So many kids, I don't know what to do.

Thursday, September 30, 2010

Got Eggs?

I was making Molten chocolate cupcakes for my kids the other night.  Not out of the kindness of my heart, but because that was the bribe for Forced Family Fun.  (The title of which should now be changed to Bribed Family Fun because I usually end up having to bribe at least one kid.  And at least one kid is always VERY EAGER to go on a walk with me to avoid homework.  I digress.  As usual.)

Right when I started the endeavor I realized I was out of eggs.  It takes an entire DOZEN eggs to feed my kids breakfast for dinner.  What?  So I asked Saigie and Tanner to go to Ms. Tiffany's house for an egg.  I know her because I work with her and we both happened to move to the same new neighborhood at the same time. 

About fifteen minutes later I was wondering if my kids had been swallowed up by the night, or the mosquitos that still plague us.  I was just leaving to search when Saigie came walking up with four eggs. 

It turns out Ms. Tiffany didn't have any eggs.  So the kids went wandering around the neighborhood at 8:00 pm begging for food asking to borrow an egg.  I know a few families out here.  The kids have made a few friends.  The Coach knows several coaches who live here.  The Coach's sister lives here.  I was embarassed they had bothered people, but not near as embarassed as I was when I realized they had gone to the neighbor's house. 
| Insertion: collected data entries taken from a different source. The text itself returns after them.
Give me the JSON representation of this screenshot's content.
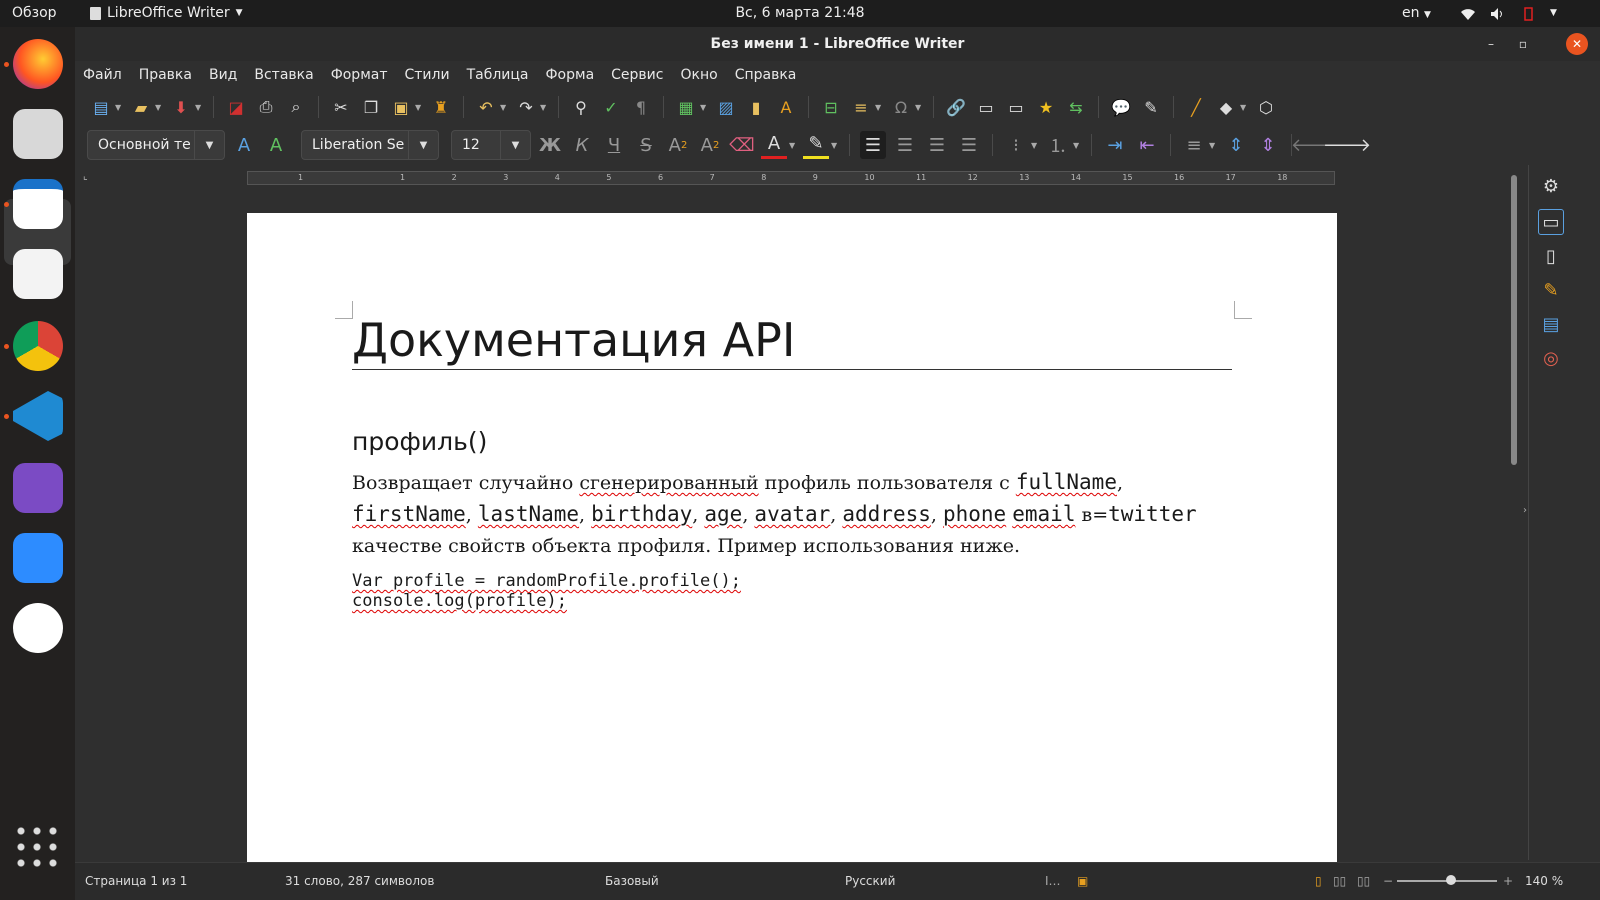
{
  "topbar": {
    "overview": "Обзор",
    "app_name": "LibreOffice Writer",
    "clock": "Вс, 6 марта  21:48",
    "lang": "en"
  },
  "dock": {
    "apps": [
      "firefox",
      "files",
      "libreoffice-writer",
      "text-editor",
      "chrome",
      "vscode",
      "github-desktop",
      "zoom",
      "slack",
      "show-applications"
    ]
  },
  "window": {
    "title": "Без имени 1 - LibreOffice Writer"
  },
  "menu": [
    "Файл",
    "Правка",
    "Вид",
    "Вставка",
    "Формат",
    "Стили",
    "Таблица",
    "Форма",
    "Сервис",
    "Окно",
    "Справка"
  ],
  "format_toolbar": {
    "paragraph_style": "Основной те",
    "font_name": "Liberation Se",
    "font_size": "12"
  },
  "ruler": {
    "ticks": [
      "1",
      "1",
      "2",
      "3",
      "4",
      "5",
      "6",
      "7",
      "8",
      "9",
      "10",
      "11",
      "12",
      "13",
      "14",
      "15",
      "16",
      "17",
      "18"
    ]
  },
  "document": {
    "heading1": "Документация API",
    "heading2": "профиль()",
    "p_text1": "Возвращает случайно ",
    "p_sq1": "сгенерированный",
    "p_text2": " профиль пользователя с ",
    "p_code1": "fullName",
    "p_sep1": ", ",
    "p_code2": "firstName",
    "p_sep2": ", ",
    "p_code3": "lastName",
    "p_sep3": ", ",
    "p_code4": "birthday",
    "p_sep4": ", ",
    "p_code5": "age",
    "p_sep5": ", ",
    "p_code6": "avatar",
    "p_sep6": ", ",
    "p_code7": "address",
    "p_sep7": ", ",
    "p_code8": "phone",
    "p_sep8": " ",
    "p_code9": "email",
    "p_text3": " в=",
    "p_code10": "twitter",
    "p_text4": " качестве свойств объекта профиля. Пример использования ниже.",
    "code_line1": "Var profile = randomProfile.profile();",
    "code_line2": "console.log(profile);"
  },
  "status": {
    "page": "Страница 1 из 1",
    "words": "31 слово, 287 символов",
    "page_style": "Базовый",
    "language": "Русский",
    "zoom": "140 %"
  },
  "colors": {
    "accent": "#e95420",
    "spell_underline": "#dd0000"
  }
}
I have not met the neighbors.  Because I haven't SEEN them.  We have lived here two months.  Rumor is there is a grandma, mom and dad, an eleven year old son, and a newborn living in the house next door to me.  You know that if I had seen them I would have run over out of desperation for adult contact and talked to them incessantly introduced myself. Just like I did when I leaped out of my car to meet the running lady.  But they are stealth.  Maybe they are vampires and only come out at night.  I don't know. 

So my daughter wandered over to the neighbor's house and asked for an egg.  She said that he seemed concerned, but the she explained who she was.  Apparently this freak show was amplified because when he closed the door to fetch the egg Tanner who had been hitting up a different neighbor (one we know) for eggs joined Saigie on the stranger's porch and then proceeded to but her in a choke hold.  When the neighbor we haven't met opened the door back up Tanner said to him, "Give me the egg and no one gets hurt."  (This is what qualifies as humor in Tanner's mind.)

So .....the neighbors are going to think we are crazy.  That is not ususual, but I do like for them to at least get to know us first. 


  1. lol... aww.... i think it was so cute they did that... and for the record i read molten cupcakes and i started to salivate...mmmmmmmmmmmmmm you have to post that recipe.....

  2. That is a great story! I needed a laugh today!

  3. What a great story! Practicing for Halloween?
    Now you are going to be the talk of the neighborhood. :)

  4. HAHAHAHA!!! This was the funniest thing I've read today! I love those kids of yours!

  5. haha this had me on the floor laughing.

    How embarrassing :p xxx

  6. LOL! Thanks for the giggle! :o)

  7. Haha! Oh I think they're getting to know you all right!

  8. You had me at molten cupcakes....

    Seriously - I love your family. You are my kinda people. :) Crazy loves company!

  9. Oh heather. I. Love. This.
    This is a classic.
    Ummmm, I'd kinda like one of those cupcakes though.

  10. Love it! I met some of my neighbors by asking to have an egg because I was short for a recipe. We are great friends now.

    I don't know what I'll do to celebrate when I hit my mileage goal this year...probably get a good night a sleep.

  11. I totally lost it at the point where he had her in a choke hold and threw that perfect punchline when the guy opened the door... that is just CLASSIC!